Livros

Ian McEwan conta-nos a vida extraordinária e comum de um homem no mundo

27 novembro 2022 14:25

A queda do Muro de Berlim é observada in loco pelo protagonista deste livro, o mais longo e ambicioso dos 17 romances de Ian McEwan

stephen jaffe/getty images

Em “Lições”, romance-síntese da sua arte literária, McEwan esmiúça a existência de um homem normalíssimo, contra o pano de fundo da História dos últimos 75 anos

27 novembro 2022 14:25

Há uma frase de três palavras que pode funcionar como sinopse de “Lições”, o 17º romance de Ian McEwan: “Memórias, danos, tempo.” Tudo neste livro nasce da ideia de que uma vida humana é feita de acumulações — por vezes trágicas, outras vezes apenas prosaicas, banais — de instantes decisivos que desviam o ‘curso’ dos acontecimentos, tanto na escala histórica como na individual. O protagonista, Roland Baines, tem consciência plena dos “acasos, pessoais e globais, minúsculos e monumentais, que tinham formado e determinado a sua existência”. É da tensão entre o seu caminho acidentado, um trajeto cheio de erros, feridas emocionais mal resolvidas, falhanços de vária ordem, e os grandes momentos coletivos dos últimos 75 anos, que nasce a força que insufla e sustenta o fôlego quase épico desta narrativa.

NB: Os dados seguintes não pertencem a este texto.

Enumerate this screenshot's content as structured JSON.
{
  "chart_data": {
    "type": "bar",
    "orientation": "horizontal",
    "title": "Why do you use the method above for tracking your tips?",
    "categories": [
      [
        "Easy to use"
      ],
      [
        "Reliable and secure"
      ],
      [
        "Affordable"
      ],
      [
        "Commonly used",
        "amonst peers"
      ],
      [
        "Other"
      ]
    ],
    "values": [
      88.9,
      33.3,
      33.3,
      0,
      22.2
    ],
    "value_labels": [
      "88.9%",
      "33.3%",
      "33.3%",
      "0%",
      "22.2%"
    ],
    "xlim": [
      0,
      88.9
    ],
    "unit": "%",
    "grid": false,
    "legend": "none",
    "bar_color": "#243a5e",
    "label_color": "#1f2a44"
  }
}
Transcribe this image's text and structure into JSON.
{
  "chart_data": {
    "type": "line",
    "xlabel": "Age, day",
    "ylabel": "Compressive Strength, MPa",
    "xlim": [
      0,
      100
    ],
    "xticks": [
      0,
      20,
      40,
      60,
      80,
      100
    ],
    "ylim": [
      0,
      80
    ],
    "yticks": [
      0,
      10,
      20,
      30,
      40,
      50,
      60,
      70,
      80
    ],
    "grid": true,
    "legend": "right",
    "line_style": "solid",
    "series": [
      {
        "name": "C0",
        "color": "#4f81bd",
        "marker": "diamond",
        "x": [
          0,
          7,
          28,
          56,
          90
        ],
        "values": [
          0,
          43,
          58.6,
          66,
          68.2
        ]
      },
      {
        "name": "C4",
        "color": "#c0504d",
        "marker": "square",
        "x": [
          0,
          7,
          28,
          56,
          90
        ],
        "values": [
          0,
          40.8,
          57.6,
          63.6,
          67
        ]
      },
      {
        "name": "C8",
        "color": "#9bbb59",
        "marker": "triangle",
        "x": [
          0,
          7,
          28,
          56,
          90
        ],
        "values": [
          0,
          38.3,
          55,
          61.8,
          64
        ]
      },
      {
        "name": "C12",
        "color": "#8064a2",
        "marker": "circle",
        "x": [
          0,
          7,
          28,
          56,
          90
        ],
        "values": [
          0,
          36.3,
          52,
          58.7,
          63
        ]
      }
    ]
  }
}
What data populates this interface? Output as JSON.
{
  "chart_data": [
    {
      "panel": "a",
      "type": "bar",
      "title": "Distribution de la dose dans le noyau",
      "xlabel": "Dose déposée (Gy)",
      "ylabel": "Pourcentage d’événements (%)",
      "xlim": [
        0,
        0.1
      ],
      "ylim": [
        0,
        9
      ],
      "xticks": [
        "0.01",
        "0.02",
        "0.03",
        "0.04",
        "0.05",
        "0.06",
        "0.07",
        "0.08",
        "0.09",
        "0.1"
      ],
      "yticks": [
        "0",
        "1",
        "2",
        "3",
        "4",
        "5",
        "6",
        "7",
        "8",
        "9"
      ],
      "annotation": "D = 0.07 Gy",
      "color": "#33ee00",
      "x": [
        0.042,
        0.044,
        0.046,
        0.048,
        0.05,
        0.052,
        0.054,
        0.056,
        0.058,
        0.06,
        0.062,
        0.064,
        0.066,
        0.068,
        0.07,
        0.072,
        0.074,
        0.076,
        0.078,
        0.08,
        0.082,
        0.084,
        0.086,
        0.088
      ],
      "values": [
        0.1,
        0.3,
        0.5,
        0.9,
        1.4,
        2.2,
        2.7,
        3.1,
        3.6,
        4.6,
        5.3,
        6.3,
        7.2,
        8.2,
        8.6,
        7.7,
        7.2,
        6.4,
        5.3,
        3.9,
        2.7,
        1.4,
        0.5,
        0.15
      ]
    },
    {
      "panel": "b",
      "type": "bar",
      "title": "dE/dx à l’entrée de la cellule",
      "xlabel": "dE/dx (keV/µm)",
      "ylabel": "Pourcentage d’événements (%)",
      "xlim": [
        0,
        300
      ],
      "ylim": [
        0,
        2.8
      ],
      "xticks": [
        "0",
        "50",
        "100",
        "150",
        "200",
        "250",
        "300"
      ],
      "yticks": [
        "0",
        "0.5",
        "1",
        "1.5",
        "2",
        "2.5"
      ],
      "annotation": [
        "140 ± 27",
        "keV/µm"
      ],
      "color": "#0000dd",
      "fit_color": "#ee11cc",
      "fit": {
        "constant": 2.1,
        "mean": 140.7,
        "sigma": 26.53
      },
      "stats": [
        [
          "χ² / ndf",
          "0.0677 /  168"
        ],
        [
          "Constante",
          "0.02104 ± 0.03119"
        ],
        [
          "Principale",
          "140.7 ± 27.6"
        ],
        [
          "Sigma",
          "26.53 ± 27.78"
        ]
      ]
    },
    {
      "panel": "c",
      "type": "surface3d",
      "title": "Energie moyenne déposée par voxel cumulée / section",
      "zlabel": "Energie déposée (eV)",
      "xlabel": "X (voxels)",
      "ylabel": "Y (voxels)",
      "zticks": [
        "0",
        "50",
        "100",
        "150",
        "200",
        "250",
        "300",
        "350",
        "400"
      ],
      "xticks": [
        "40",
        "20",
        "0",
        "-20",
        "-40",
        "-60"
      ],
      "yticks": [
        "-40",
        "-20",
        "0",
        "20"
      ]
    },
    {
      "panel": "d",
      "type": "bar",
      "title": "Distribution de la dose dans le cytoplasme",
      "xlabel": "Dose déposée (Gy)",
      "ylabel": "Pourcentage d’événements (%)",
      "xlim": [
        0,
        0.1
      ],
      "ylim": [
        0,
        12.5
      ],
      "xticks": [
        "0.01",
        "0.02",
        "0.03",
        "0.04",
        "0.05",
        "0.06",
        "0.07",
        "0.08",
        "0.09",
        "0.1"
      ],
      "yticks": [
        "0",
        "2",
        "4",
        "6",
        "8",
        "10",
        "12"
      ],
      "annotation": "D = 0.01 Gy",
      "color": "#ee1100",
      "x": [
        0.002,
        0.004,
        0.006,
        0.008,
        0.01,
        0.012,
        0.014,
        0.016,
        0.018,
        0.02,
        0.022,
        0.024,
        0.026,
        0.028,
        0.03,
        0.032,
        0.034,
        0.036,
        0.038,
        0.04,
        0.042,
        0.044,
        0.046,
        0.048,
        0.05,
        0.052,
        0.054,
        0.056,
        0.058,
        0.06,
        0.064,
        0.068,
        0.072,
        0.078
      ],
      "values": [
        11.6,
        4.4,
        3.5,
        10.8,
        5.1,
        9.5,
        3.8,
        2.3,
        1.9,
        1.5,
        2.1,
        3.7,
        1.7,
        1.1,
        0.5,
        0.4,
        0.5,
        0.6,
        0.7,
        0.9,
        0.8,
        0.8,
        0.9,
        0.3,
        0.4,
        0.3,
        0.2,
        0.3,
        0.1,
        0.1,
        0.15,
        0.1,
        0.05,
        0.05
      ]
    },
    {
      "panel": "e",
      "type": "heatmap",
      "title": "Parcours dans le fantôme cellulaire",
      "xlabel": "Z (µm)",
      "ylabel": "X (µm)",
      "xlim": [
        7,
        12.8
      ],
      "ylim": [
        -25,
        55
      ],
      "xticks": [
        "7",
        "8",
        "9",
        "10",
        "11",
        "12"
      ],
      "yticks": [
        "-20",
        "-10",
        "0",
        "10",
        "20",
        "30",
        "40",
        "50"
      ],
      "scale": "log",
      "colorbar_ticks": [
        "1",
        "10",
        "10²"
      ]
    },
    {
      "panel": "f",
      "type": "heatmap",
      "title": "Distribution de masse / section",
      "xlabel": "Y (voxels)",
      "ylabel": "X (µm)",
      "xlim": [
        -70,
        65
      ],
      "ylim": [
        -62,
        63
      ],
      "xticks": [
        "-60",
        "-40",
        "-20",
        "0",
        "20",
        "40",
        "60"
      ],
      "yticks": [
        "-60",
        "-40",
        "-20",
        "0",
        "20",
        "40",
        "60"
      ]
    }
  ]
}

O principal momento decisivo acontece em 1962, quando Roland, aos 14 anos, temendo que a crise dos mísseis de Cuba descambe no apocalipse e ele acabe por morrer virgem, se lança pelos campos, pedalando velozmente na bicicleta, até à porta da sua professora de piano, que já manifestara três anos antes um interesse inusitado pelo corpo pré-púbere do aluno. A aprendizagem erótica e sentimental que se segue, só mais tarde entendida como uma situação de abuso, condiciona indelevelmente o seu futuro. Tudo o que vem depois — a “década perdida” a deambular pelo mundo, entre os 20 e os 30 anos; os trabalhos frustrantes; as relações falhadas; o fantasma do que nunca chegou a ser — irradia daquela experiência precoce, com a qual nunca se reconciliará, nem sequer quando lhe surge, décadas mais tarde, a oportunidade de um ajuste de contas.